Results Compared to P75, the P120, P165, and P210 treatments significantly increased annual grain yields by 9.54%, 11.81%, and 12.46%, and grain P uptake by 16.64%, 30.09%, and 39.58%, respectively. A linear-plus-plateau model analysis indicated the optimal annual P₂O₅ application rate of 112 kg/hm² for stable yields. The average annual P surpluses for P0, P75, P120, P165, and P210 treatment were −18.54, −0.84, 13.22, 27.93, and 43.91 kg/hm², respectively, with significant differences among treatments. A model fitting analysis indicated that soil phosphorus began to accumulate when the P₂O₅ application rate exceeded 76.64 kg/hm². Cumulative P surplus increased over the experimental period.
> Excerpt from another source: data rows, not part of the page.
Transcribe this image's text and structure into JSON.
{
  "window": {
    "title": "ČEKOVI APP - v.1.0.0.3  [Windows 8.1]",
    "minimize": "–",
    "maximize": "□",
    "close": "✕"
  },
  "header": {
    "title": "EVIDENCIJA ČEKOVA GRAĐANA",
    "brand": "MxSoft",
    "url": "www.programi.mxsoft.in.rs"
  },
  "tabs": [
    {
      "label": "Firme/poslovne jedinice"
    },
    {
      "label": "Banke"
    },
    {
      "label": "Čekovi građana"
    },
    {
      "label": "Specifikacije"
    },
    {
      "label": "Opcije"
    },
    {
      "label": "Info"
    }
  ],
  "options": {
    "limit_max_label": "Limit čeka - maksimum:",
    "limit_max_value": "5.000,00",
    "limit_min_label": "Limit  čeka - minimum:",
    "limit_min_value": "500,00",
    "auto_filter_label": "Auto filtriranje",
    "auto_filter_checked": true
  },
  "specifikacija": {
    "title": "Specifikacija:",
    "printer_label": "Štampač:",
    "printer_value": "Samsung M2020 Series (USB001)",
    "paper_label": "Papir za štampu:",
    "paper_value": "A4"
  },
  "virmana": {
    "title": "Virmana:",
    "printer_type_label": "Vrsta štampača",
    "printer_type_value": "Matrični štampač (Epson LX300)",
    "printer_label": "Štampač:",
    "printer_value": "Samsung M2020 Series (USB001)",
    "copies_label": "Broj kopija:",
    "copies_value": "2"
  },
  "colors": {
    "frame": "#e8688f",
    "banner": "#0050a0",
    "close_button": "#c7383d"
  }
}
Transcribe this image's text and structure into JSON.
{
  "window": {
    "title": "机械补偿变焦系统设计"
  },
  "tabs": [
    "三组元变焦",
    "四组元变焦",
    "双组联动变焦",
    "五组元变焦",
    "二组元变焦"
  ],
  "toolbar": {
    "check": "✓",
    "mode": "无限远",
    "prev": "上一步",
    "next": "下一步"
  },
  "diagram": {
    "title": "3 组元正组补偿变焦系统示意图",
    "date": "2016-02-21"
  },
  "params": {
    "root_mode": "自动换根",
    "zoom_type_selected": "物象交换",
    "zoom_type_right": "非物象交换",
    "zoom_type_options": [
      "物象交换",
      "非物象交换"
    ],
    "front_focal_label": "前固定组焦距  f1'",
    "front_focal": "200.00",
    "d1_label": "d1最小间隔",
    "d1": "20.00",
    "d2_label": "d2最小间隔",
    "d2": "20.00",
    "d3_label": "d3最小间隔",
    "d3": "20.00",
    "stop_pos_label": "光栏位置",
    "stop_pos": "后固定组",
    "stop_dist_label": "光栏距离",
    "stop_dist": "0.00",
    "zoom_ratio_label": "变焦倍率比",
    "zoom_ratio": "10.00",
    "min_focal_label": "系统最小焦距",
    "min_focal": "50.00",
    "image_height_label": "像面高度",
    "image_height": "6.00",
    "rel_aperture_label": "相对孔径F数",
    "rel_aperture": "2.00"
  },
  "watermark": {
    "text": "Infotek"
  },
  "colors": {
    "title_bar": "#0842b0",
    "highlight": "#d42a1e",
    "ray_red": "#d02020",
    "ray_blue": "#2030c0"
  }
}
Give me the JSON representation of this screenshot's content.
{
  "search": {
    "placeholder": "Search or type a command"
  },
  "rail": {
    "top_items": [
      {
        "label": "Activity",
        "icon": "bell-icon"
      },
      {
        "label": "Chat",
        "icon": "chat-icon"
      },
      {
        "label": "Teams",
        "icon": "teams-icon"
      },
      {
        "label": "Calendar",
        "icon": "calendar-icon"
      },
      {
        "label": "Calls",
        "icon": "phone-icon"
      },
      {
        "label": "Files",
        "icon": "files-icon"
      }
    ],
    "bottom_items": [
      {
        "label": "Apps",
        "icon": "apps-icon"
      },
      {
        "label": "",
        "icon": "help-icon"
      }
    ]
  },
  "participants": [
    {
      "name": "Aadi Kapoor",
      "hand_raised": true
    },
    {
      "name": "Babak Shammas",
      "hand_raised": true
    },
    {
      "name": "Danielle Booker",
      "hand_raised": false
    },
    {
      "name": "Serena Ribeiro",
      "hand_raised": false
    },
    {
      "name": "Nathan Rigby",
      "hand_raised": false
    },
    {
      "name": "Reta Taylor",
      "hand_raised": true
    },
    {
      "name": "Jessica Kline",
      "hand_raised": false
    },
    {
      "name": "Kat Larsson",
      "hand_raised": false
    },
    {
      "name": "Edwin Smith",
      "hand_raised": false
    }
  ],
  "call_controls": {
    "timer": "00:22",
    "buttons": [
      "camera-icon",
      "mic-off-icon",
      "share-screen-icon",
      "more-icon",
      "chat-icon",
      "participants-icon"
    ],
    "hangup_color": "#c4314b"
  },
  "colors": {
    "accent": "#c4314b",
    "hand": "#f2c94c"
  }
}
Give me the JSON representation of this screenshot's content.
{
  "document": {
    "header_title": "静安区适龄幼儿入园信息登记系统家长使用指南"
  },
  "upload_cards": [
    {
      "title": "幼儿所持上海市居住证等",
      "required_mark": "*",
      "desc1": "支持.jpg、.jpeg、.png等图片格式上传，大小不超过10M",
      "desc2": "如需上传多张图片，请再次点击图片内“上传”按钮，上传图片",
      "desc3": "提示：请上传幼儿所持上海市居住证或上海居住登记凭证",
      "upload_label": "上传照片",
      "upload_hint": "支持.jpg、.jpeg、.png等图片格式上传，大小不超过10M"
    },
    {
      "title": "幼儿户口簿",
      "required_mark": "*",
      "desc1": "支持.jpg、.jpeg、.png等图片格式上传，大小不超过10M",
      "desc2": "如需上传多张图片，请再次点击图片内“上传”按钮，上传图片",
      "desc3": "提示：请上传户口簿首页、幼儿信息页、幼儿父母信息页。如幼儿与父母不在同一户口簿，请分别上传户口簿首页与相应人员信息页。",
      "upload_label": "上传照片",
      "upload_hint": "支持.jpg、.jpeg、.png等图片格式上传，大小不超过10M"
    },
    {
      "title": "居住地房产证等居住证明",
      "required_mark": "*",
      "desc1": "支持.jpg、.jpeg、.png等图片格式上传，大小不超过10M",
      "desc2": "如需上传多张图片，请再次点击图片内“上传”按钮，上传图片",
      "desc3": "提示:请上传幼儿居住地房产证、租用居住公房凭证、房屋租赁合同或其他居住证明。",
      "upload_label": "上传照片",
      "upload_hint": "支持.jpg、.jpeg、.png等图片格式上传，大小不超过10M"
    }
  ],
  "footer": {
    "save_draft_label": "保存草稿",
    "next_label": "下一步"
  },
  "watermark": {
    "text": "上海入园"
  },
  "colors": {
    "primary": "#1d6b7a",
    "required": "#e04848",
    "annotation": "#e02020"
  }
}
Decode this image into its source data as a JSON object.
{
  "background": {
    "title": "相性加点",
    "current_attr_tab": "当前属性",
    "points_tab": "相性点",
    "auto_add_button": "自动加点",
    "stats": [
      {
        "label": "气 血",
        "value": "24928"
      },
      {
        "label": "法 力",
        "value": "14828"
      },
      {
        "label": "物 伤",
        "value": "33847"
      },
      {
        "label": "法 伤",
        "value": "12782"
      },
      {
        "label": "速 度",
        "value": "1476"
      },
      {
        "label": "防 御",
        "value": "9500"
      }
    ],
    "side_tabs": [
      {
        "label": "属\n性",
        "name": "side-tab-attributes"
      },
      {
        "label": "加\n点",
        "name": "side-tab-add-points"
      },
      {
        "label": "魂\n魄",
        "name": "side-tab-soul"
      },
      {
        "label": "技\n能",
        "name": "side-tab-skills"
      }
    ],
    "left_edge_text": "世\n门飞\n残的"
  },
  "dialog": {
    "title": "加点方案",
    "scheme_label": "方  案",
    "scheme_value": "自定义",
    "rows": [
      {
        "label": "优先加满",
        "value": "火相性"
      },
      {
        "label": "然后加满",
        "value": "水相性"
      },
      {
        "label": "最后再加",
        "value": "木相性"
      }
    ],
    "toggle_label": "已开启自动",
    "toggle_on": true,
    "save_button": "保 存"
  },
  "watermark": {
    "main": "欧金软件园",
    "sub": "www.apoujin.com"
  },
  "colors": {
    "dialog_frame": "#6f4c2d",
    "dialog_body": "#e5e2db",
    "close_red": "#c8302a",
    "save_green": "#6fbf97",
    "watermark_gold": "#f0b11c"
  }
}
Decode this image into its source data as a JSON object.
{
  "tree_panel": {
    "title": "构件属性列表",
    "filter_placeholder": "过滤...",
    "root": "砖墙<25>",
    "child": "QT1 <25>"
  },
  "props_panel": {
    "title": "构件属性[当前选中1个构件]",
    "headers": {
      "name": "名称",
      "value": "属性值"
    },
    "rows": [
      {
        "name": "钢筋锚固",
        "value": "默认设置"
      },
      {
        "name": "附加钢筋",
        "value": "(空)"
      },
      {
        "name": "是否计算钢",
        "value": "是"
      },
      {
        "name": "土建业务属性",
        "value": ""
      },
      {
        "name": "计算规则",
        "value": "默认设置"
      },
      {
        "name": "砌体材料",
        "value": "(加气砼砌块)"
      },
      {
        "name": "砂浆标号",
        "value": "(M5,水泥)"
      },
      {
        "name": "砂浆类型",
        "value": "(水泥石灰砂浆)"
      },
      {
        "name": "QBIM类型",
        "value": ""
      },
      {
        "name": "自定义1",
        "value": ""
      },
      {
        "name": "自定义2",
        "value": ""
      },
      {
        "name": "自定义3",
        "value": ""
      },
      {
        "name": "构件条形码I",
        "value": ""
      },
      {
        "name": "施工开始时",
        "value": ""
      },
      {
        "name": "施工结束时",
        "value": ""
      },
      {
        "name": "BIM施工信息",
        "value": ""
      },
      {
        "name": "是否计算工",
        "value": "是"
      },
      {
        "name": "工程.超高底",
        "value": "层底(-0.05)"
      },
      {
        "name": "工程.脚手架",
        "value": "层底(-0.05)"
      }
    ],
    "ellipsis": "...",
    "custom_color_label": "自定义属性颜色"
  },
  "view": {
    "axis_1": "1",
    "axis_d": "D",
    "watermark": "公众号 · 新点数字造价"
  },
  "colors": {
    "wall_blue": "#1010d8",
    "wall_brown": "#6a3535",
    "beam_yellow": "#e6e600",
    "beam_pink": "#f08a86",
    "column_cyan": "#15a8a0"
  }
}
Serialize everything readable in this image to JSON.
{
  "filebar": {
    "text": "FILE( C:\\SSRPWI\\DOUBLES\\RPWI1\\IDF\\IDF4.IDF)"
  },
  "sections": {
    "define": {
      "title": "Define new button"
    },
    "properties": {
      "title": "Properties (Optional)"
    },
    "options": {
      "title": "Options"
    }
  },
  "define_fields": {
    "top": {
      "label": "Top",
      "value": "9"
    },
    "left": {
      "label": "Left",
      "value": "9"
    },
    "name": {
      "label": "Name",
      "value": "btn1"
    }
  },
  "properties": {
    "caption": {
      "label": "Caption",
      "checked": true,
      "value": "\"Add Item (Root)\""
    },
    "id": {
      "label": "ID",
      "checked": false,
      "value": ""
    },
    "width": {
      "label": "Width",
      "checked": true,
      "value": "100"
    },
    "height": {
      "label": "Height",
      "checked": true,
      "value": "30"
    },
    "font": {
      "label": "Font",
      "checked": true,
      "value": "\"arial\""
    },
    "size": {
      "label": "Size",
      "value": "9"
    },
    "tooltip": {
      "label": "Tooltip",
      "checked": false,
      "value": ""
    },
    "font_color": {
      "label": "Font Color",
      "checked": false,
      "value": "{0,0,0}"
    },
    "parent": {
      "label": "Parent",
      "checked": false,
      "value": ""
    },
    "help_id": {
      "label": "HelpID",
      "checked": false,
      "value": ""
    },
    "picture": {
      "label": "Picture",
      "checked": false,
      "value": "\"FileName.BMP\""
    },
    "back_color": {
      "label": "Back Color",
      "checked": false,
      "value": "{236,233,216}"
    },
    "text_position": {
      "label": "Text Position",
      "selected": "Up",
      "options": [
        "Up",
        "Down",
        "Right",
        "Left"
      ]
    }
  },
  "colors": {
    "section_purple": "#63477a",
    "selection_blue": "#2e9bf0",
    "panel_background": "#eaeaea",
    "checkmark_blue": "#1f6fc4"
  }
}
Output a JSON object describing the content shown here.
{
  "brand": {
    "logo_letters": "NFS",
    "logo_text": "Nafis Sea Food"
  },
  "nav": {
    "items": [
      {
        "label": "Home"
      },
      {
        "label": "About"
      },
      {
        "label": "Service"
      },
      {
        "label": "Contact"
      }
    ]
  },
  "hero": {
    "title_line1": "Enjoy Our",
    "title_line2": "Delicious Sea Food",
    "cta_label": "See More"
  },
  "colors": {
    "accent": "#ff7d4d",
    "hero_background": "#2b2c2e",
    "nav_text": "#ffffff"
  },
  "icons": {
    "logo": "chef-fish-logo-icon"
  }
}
For every 100 kg/hm² of soil P surplus, soil TP, Olsen-P and PAC increased by 29.70 mg/kg, 3.88 mg/kg and 0.31%, respectively; the contents of HCl-Pi, NaHCO₃-Pi, NaOH-Pi, H₂O-Pi, NaOH-Po, NaHCO₃-Po increased by 20.90, 4.09, 1.53, 0.57, 0.53 and 0.44 mg/kg, respectively; Labile P, moderately labile P and stable P increased by 5.37, 2.58 and 21.61 mg/kg, respectively; inorganic and organic P increased by 26.96 and 1.03 mg/kg, respectively. Soil phosphorus surplus accumulated primarily in the surface layer, accounting for 77.22% of the total-P.

Conclusions In a wheat-maize rotation system on calcareous cinnamon soil, soil P began to accumulate when the P₂O₅ application rate exceeded 76.64 kg/hm². Subsequently, the contents of total soil P, available P, P activation coefficient, and various forms of P (excluding Residual-P) increased, with HCl-Pi (a form of inorganic phosphorus) showing the most pronounced rise. The response of soil phosphorus pools to P surplus demonstrated that stable phosphorus > active phosphorus > moderately active phosphorus, and inorganic phosphorus > organic phosphorus. Considering both yield effects and environmental risks, the recommended reasonable range for P₂O₅ application is 112–135 kg/hm², which not only ensures stable annual crop yields but also keeps P surplus within environmentally safe limits.